Violent Nursery
Description
Making planets is messy. It involves giant clouds of gas and dust, and frequent collisions between planetary building blocks. And it takes tens of millions of years to sort out.
A good example of how it works is seen in the star system Beta Pictoris. The star is only about 20 million years old. It has two known planets, both of which are much more massive than Jupiter, the giant of our own solar system. But the star also is encircled by huge disks of gas and dust – the raw materials for making planets.
And the supply is constantly changing. In one example, Webb Space Telescope revealed a ribbon of dust that looks like a cat’s tail. The tail might be debris from a collision between two big space rocks a century ago as seen from Earth.
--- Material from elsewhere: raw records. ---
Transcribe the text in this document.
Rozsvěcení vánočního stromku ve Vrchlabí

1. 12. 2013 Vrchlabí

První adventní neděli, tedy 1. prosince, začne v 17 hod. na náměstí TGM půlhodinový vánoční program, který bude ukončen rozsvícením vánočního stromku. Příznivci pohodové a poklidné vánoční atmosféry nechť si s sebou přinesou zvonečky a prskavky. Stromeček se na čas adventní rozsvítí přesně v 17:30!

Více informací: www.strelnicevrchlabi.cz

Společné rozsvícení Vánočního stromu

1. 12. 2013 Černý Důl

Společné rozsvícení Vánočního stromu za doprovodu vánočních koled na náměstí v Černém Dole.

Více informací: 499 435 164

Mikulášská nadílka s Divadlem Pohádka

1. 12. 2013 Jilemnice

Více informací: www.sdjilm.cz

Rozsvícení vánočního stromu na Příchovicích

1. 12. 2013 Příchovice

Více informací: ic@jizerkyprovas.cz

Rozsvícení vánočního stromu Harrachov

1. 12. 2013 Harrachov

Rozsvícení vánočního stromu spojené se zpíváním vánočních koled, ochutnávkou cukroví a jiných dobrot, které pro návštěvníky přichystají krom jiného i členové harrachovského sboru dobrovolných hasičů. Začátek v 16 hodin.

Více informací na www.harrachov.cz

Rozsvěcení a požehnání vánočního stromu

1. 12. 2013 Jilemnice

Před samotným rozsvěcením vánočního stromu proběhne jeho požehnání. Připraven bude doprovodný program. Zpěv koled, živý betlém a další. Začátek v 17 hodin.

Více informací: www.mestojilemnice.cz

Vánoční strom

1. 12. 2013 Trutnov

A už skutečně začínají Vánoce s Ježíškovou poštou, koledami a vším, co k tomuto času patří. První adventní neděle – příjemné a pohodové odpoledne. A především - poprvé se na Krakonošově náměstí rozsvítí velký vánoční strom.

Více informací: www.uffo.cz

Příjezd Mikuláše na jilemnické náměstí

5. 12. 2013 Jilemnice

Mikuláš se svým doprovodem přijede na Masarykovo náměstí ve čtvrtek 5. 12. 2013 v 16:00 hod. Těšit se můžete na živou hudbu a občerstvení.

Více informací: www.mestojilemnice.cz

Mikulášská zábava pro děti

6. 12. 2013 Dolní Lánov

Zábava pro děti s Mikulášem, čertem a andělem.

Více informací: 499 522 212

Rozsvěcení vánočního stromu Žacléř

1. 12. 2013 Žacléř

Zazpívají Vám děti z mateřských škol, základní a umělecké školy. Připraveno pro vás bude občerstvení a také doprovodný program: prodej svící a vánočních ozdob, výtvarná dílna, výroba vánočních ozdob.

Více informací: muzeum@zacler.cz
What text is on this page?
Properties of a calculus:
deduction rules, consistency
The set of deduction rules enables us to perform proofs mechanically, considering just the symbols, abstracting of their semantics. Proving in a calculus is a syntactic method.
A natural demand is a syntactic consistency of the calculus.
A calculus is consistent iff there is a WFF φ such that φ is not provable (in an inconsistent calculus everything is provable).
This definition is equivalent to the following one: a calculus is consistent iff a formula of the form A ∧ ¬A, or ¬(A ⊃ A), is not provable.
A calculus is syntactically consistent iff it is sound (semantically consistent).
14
And earlier this year, scientists reported evidence of a more recent collision. They compared observations made by Webb to those from another space telescope a couple of decades ago. They found that two clumps of dust had vanished. That suggests there was a collision between two giant space rocks as recently as 20 years ago. The impact blasted out huge clouds of dust, which were seen by the earlier telescope. But the star has blown away most of that dust – part of the messy process of making planets.
From the far-southern U.S., Beta Pictoris just climbs into view around midnight, quite low in the south. It’s to the upper right of Canopus, the second-brightest star in the night sky.